Je sais pas vous, mais quand j'entends le mot « rebelle », je pense plus aux potes du squat (que je soupçonne d'avoir filé des coups de main pour bloquer la déchète ou le dépôt de bus pendant les dernières grèves) qu'à une bourgeoise à mèches chères et vêtements chers et bagnole chère qui dit à une personne croisée dans la rue de ma ville de droite : « Je suis une rebelle, moi. Rien à foutre, de leur connerie de masque. » Le masque, c'est un peu comme la demande exprimée par le groupe de squatteurs (et probablement décidée à l'unanimité lors de la réunion hebdomadaire) de se rincer avant si tu es crade : c'est le truc qui sert à pas salauder l'eau, soit l'air que tout le monde respire quand on est à nombreux en intérieur. La bourgeoise-rebelle, c'est plus le gros cra-cra.

Alors certes le masque est une obligation légale, imposée par en haut et pas décidée à la réunion du lundi. (Et non, les élections ne sont pas un substitut de réunion du lundi pour un groupe simplement plus énorme, j'en parle ici). Mais c'est pas comme si le masque était l'objet d'amoûûûr du macronisme. L'objet d'amoûûûr du macronisme, c'est de faire baisser la rémunération directe et indirecte des gens comme vous et moi, pas de cacher leur nez. Ce gouvernement, au contraire, il nous a désinformé·es pour qu'on ne mette pas de masque alors que ça aurait pu nous éviter un confinement aussi sévère, d'abord parce qu'il n'avait pas de réserve stratégique, ensuite parce que pendant dix ans on n'a pas eu le droit de masquer son visage dans l'espace public dans ce pays (cagoule ou burqa). Et on a vu tous les ministres, le nez dehors en espace confiné avec plein de monde depuis mai (prem's : à la prise de fonction du ministre-harceleur à Tourcoing, réélu au premier tout, juste après la fin du confinement, y'avait beaucoup de petits fours et pas de masques). Ça a pas trop l'air d'être leur trip, d'éviter de salir l'eau de tout le monde…

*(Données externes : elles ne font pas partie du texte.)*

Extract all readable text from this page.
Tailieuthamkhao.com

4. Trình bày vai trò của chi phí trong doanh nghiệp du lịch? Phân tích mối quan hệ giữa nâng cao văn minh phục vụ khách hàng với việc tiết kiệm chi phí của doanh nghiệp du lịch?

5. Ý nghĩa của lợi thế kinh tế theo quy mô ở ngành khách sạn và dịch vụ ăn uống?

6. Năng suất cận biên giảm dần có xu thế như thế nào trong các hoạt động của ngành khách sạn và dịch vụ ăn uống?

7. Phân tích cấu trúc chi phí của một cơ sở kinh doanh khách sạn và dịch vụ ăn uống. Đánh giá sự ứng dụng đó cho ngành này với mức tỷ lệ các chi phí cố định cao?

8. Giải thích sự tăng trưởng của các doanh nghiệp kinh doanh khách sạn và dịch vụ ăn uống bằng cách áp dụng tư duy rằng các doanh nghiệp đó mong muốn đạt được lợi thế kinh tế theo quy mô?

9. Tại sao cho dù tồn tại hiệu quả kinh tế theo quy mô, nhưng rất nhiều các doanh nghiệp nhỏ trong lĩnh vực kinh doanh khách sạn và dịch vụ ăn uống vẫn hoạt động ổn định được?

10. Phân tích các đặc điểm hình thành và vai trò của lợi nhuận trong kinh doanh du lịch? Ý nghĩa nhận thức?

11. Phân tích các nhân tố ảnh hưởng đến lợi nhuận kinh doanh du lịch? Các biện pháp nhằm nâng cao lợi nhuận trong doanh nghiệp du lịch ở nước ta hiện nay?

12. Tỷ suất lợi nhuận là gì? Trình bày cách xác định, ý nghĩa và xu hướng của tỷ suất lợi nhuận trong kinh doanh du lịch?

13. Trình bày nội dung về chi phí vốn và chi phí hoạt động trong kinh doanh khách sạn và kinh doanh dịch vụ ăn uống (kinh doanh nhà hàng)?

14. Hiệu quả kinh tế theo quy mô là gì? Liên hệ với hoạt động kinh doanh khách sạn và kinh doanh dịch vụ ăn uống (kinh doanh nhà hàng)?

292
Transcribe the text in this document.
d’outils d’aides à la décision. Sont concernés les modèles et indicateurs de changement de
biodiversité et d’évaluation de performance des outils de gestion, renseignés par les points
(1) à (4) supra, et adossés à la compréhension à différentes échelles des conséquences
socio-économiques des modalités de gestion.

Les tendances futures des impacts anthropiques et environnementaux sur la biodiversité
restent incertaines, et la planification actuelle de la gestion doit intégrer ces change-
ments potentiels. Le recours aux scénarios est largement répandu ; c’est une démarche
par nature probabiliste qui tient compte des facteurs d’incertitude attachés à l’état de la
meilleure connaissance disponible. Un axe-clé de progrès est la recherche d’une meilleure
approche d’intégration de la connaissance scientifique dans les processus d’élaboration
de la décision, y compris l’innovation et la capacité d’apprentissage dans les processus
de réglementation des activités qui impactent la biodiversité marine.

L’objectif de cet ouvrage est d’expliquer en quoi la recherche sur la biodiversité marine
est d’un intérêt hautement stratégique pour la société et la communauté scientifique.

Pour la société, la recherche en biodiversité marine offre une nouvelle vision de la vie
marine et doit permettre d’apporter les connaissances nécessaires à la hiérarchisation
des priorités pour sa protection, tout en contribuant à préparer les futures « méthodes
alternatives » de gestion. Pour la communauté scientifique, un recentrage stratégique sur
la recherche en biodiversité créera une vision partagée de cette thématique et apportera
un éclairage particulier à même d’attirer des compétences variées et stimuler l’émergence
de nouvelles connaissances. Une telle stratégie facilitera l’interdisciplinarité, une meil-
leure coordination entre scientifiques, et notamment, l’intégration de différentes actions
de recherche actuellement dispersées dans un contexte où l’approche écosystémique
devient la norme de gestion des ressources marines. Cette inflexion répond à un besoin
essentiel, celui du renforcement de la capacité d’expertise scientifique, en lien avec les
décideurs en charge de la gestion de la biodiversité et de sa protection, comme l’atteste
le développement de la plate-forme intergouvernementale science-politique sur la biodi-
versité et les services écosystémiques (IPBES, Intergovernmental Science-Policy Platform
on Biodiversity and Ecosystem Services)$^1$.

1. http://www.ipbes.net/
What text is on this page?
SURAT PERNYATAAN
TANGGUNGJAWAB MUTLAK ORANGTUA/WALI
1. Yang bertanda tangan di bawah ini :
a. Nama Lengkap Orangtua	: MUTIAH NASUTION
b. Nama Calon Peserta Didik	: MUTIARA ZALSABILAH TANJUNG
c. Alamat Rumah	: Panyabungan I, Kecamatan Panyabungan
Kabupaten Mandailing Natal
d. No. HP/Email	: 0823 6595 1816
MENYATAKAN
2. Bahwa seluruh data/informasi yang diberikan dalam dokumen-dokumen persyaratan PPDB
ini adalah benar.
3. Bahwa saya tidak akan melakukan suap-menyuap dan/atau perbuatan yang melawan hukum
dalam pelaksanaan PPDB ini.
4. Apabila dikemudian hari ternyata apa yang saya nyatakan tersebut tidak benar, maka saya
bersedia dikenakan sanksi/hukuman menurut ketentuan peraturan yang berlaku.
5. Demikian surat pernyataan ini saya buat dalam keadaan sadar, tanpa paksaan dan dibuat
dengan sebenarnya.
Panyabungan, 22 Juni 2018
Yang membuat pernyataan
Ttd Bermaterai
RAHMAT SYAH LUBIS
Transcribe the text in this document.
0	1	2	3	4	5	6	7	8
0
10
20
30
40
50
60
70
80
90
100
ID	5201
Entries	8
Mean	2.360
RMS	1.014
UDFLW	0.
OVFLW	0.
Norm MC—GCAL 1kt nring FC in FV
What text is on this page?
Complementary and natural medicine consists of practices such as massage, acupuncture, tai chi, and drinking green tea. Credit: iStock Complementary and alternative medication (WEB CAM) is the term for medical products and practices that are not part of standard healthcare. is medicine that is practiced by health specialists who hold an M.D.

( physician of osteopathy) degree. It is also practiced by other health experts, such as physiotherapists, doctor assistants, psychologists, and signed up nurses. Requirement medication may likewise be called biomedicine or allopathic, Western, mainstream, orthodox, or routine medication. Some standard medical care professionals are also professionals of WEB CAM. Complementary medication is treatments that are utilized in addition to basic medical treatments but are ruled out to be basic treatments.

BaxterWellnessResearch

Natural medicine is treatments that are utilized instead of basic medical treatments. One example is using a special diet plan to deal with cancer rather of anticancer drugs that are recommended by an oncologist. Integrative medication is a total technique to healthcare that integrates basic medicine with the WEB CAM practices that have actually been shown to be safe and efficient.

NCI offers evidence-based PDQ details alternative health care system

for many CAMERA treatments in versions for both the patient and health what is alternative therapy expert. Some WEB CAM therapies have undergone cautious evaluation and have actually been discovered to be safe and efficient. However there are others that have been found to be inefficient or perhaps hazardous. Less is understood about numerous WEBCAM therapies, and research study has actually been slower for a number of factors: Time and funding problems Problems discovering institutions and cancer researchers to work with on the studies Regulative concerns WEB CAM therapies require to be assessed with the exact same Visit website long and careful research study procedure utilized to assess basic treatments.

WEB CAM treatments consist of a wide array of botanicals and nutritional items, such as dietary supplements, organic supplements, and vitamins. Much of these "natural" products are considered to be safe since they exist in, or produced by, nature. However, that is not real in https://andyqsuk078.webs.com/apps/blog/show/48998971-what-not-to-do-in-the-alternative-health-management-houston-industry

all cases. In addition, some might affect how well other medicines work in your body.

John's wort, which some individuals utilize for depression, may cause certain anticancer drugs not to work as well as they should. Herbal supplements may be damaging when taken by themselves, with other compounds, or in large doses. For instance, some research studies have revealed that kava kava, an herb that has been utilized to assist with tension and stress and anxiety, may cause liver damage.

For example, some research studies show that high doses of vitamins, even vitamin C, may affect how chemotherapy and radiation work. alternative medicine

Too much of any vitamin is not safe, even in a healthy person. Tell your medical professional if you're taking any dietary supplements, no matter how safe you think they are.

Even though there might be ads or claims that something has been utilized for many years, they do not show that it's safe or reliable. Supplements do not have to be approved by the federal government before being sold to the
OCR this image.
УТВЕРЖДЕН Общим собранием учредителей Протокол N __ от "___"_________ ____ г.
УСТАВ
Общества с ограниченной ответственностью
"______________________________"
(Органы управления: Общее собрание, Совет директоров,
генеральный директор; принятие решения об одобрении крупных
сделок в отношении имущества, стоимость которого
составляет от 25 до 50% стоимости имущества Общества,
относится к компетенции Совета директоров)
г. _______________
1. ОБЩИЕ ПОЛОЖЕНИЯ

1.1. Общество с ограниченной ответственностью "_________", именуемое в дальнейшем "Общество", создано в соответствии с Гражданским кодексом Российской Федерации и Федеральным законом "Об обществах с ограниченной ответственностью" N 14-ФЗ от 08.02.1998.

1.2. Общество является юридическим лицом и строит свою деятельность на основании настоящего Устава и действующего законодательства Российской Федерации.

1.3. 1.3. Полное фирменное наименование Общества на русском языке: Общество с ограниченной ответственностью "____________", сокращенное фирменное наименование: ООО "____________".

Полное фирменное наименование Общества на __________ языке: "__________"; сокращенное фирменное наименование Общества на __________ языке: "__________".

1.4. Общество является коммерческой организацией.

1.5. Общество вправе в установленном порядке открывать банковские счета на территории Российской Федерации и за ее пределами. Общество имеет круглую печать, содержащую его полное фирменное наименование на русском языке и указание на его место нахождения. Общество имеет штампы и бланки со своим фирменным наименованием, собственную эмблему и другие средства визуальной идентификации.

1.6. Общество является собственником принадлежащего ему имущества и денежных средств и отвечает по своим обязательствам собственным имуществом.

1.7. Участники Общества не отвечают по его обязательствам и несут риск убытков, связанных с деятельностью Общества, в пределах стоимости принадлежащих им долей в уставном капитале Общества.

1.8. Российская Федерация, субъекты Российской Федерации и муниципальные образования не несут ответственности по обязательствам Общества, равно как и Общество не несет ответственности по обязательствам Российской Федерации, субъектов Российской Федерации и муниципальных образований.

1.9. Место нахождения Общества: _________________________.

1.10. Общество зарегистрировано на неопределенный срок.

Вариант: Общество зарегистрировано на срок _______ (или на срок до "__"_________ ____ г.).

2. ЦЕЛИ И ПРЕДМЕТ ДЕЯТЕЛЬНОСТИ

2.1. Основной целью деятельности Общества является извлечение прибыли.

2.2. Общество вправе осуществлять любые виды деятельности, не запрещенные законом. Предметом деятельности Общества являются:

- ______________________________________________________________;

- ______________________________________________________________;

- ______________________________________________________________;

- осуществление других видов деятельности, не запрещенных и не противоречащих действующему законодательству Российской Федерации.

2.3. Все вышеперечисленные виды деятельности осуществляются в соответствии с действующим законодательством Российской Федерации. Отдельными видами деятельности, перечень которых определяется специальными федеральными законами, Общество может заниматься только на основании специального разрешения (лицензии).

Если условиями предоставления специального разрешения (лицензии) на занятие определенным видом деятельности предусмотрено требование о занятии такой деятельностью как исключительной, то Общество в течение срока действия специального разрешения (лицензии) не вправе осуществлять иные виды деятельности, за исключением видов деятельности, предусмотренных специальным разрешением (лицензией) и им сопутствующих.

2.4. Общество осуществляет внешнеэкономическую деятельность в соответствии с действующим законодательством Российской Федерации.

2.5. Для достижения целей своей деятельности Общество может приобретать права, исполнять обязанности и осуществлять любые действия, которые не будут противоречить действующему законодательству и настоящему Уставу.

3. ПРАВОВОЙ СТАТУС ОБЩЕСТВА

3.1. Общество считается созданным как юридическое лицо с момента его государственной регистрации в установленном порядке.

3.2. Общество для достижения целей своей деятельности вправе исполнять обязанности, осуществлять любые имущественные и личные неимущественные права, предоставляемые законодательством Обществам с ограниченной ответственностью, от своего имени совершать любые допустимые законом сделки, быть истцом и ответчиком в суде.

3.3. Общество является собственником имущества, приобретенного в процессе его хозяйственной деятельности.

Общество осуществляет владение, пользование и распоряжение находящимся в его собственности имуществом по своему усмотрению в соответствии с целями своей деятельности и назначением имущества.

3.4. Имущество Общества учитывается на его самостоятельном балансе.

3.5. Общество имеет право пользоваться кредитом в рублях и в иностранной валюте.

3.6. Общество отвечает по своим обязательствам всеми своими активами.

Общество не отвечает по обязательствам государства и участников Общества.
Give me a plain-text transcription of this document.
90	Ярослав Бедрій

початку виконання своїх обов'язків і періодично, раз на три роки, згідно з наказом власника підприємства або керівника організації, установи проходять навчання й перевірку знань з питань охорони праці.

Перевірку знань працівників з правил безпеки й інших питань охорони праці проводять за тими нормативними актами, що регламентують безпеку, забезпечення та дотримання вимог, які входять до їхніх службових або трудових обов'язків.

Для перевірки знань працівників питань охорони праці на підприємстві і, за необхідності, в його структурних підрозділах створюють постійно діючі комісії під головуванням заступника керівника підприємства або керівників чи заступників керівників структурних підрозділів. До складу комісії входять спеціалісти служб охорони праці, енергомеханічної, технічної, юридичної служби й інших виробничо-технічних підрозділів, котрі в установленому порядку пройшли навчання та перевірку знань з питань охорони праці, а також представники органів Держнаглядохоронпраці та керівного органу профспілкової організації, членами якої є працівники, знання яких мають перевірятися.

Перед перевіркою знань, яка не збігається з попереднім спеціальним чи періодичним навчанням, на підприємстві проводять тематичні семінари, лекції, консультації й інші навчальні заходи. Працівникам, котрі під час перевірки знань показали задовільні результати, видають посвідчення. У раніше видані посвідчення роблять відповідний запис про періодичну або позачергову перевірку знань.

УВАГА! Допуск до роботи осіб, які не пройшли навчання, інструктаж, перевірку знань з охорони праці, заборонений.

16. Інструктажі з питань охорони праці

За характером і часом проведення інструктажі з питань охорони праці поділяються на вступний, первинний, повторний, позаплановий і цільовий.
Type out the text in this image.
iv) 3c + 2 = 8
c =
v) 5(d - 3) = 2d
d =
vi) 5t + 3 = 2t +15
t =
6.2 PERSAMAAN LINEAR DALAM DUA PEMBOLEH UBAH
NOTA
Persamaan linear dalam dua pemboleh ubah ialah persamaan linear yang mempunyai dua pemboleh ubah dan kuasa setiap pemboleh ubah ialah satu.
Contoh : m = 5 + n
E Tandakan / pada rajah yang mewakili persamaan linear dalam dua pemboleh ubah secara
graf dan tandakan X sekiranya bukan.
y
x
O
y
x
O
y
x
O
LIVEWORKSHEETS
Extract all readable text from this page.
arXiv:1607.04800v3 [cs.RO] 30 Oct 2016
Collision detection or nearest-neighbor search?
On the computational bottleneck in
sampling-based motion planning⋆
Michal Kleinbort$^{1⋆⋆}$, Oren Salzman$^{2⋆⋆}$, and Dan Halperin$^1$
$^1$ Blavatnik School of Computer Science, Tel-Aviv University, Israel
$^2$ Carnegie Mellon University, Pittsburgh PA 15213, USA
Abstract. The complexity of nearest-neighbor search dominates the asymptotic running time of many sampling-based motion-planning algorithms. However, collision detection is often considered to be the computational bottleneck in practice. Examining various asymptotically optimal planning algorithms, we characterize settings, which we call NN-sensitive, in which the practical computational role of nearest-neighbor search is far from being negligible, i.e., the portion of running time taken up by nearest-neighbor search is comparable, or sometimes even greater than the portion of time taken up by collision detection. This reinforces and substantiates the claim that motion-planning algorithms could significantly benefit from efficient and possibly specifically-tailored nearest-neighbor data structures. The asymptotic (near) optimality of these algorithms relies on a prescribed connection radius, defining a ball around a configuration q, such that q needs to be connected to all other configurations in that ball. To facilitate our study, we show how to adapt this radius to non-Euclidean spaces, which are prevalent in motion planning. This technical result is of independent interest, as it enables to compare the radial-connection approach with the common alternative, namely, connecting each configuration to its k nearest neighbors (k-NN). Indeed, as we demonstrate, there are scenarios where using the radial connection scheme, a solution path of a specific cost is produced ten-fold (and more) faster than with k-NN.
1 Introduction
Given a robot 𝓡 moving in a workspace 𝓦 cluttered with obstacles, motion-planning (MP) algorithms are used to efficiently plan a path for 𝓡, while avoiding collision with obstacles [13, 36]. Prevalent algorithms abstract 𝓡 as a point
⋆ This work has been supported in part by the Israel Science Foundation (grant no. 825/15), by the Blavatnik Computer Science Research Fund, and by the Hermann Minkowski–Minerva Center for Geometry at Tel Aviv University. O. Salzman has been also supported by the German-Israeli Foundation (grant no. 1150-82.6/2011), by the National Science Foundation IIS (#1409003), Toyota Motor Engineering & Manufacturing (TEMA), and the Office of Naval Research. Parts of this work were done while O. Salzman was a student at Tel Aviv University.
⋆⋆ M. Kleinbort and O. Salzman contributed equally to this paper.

Et malgré tout, le masque, vu ce que Coluche appelait la conjoncture, on en a besoin pour ne se refiler que des charges virales réduites qui renforcent notre immunité plutôt que des grosses qui nous font choper le Covid direct (et si pas nous, une autre personne qu'on aime bien). Alors s'te plaît, arrête de dire que t'es un·e « rebelle » et deviens plutôt vraiment anarchiste (c'est tellement cool, tout le monde dit qu'il l'est), vraiment une menace pour l'ordre ambiant : respecte les gens avec qui tu vis et organise-toi avec elles et eux pour virer un jour à coups de tatane tous ces gens qui ne vivent plus avec nous depuis longtemps.